The schoolboy from Buckinghamshire was first diagnosed with medulloblastoma in May 2015. Surgeons removed half of the tumour during an eight-hour operation which left him unable to speak, swallow, stand or use his right hand.
Despite two further operations and a punishing regime of chemotherapy and radiotherapy, Ollie learned to walk, talk and eat independently once again.
But after a scan in September revealed the medulloblastoma had returned in highly aggressive form, Ollie’s parents, Jane and Pete, were told that nothing more could be done for him.
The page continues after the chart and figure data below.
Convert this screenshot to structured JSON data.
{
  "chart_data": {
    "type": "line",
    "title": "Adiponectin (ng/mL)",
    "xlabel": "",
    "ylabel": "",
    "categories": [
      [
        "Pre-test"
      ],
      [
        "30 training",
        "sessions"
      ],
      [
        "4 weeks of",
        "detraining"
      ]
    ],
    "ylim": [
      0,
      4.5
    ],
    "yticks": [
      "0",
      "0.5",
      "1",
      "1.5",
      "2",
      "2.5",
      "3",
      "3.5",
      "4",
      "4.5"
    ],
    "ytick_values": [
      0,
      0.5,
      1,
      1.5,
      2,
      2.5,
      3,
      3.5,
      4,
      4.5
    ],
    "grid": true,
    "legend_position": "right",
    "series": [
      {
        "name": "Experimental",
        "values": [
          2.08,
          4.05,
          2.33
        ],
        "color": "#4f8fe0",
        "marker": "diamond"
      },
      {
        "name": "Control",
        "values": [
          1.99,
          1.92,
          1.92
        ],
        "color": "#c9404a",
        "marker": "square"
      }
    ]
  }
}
Now they have raised £100,000 to fund Ollie’s treatment privately after an astonishing fundraising campaign launched by his family. Ollie is set to become one of a small group of patients to be treated with a new mixture of drugs that will be delivered directly into his brain,
“Ollie is a lovely boy who endured months of gruelling operations and treatment with courage, determination and humour that has astounded us all.” said Ollie’s grand parents, Jerry and Jacqui Gardiner.
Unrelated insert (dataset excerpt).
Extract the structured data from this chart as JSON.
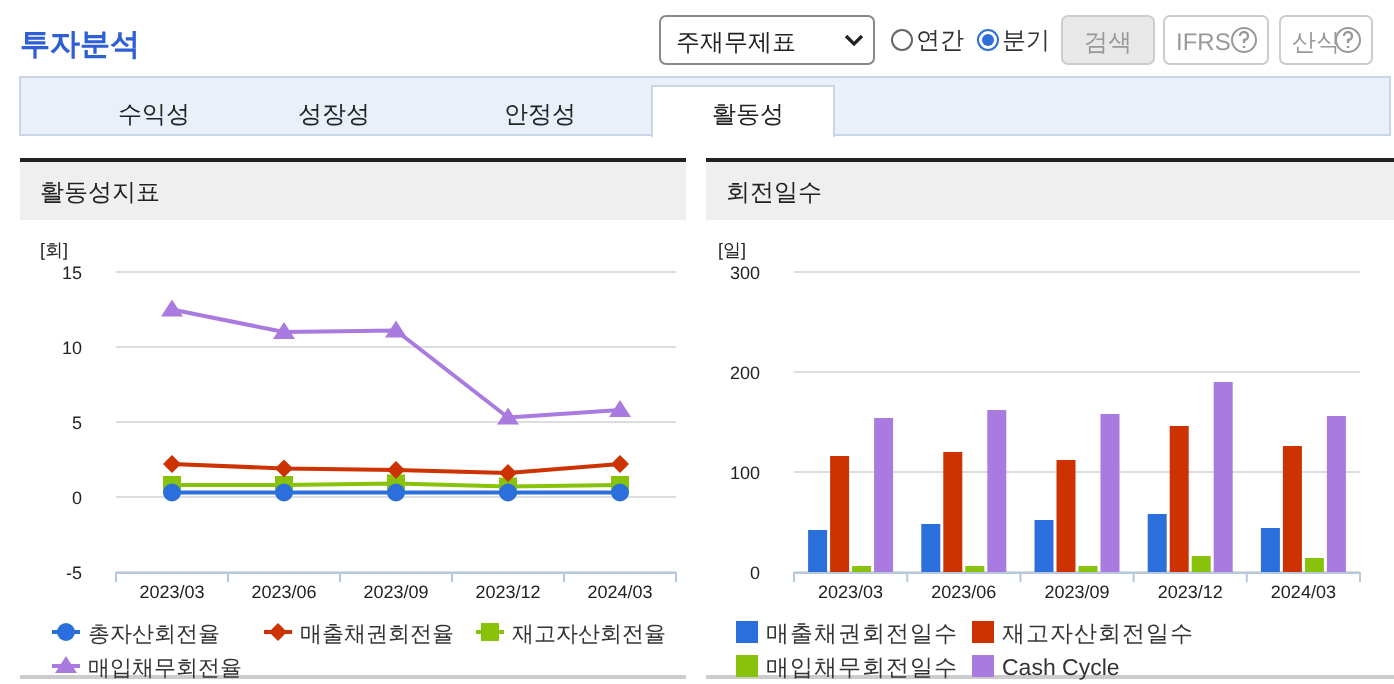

The new treatment for childhood brain tumours, which is being trialled in the US and Austria, is known as MEMMAT (metronomic and targeted anti-angionesis therapy for children with recurrent/progressive medulloblastoma).
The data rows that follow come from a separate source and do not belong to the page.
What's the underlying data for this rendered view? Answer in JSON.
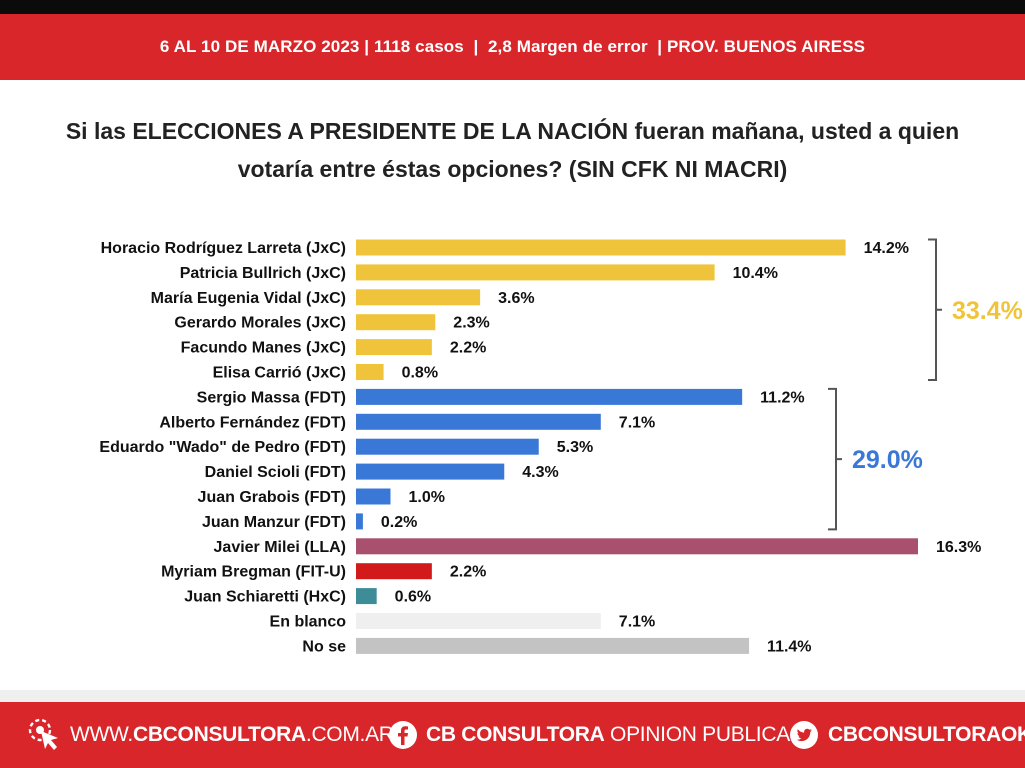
{
  "header": {
    "text": "6 AL 10 DE MARZO 2023 | 1118 casos  |  2,8 Margen de error  | PROV. BUENOS AIRESS"
  },
  "question": {
    "line1": "Si las ELECCIONES A PRESIDENTE DE LA NACIÓN fueran mañana, usted a quien",
    "line2": "votaría entre éstas opciones? (SIN CFK NI MACRI)"
  },
  "colors": {
    "header_red": "#d9262b",
    "jxc": "#f0c43a",
    "fdt": "#3a78d8",
    "lla": "#a8506e",
    "fitu": "#d31a1a",
    "hxc": "#3e8c98",
    "blanco": "#efefef",
    "nose": "#c3c3c3",
    "bracket": "#555555"
  },
  "chart_data": {
    "type": "bar",
    "orientation": "horizontal",
    "value_suffix": "%",
    "categories": [
      "Horacio Rodríguez Larreta (JxC)",
      "Patricia Bullrich (JxC)",
      "María Eugenia Vidal  (JxC)",
      "Gerardo Morales  (JxC)",
      "Facundo Manes  (JxC)",
      "Elisa Carrió  (JxC)",
      "Sergio Massa (FDT)",
      "Alberto Fernández (FDT)",
      "Eduardo \"Wado\" de Pedro (FDT)",
      "Daniel Scioli (FDT)",
      "Juan Grabois (FDT)",
      "Juan Manzur (FDT)",
      "Javier Milei (LLA)",
      "Myriam Bregman (FIT-U)",
      "Juan Schiaretti (HxC)",
      "En blanco",
      "No se"
    ],
    "values": [
      14.2,
      10.4,
      3.6,
      2.3,
      2.2,
      0.8,
      11.2,
      7.1,
      5.3,
      4.3,
      1.0,
      0.2,
      16.3,
      2.2,
      0.6,
      7.1,
      11.4
    ],
    "value_labels": [
      "14.2%",
      "10.4%",
      "3.6%",
      "2.3%",
      "2.2%",
      "0.8%",
      "11.2%",
      "7.1%",
      "5.3%",
      "4.3%",
      "1.0%",
      "0.2%",
      "16.3%",
      "2.2%",
      "0.6%",
      "7.1%",
      "11.4%"
    ],
    "bar_groups": [
      "jxc",
      "jxc",
      "jxc",
      "jxc",
      "jxc",
      "jxc",
      "fdt",
      "fdt",
      "fdt",
      "fdt",
      "fdt",
      "fdt",
      "lla",
      "fitu",
      "hxc",
      "blanco",
      "nose"
    ],
    "xlim": [
      0,
      16.3
    ],
    "grid": false,
    "groups": [
      {
        "key": "jxc",
        "total_label": "33.4%",
        "first": 0,
        "last": 5,
        "color": "#f0c43a"
      },
      {
        "key": "fdt",
        "total_label": "29.0%",
        "first": 6,
        "last": 11,
        "color": "#3a78d8"
      }
    ]
  },
  "footer": {
    "web": {
      "prefix": "WWW.",
      "bold": "CBCONSULTORA",
      "suffix": ".COM.AR",
      "icon": "cursor-click-icon"
    },
    "facebook": {
      "bold": "CB CONSULTORA",
      "light": " OPINION PUBLICA",
      "icon": "facebook-icon"
    },
    "twitter": {
      "bold": "CBCONSULTORAOK",
      "icon": "twitter-icon"
    }
  }
}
The aim is to find a new option for children whose medulloblastoma is currently classed as untreatable, prolonging their survival at the same time as maintaining a good quality of life.
Doctors have agreed to give Ollie the treatment in London, although he will not be part of the formal clinical trial.
He is expected to have a ‘brain reservoir’ and chemotherapy port installed within the next week to allow the delivery of drugs into his brain. The treatment itself is likely to begin after a two-week recovery period.
The Gardiners’ Just Giving fundraising campaign, Ollie’s Fund, has attracted huge support from friends, family and the local community.
The family, who have raised money themselves for The Brain Tumour Charity since Ollie’s diagnosis, said on their Facebook page they were ‘amazed and humbled’ by donors’ generosity.
Sarah Lindsell, chief executive of The Brain Tumour Charity, said: “We are all thinking of Ollie and his family as they prepare for his new round of treatment.
“The Gardiners’ experience shows why it is so important that we keep funding research into more effective childhood brain tumour treatments that can be made widely available.
“Thanks to the extraordinary generosity of so many people, Ollie and his parents have hope – something that is denied to too many families affected by a brain tumour.”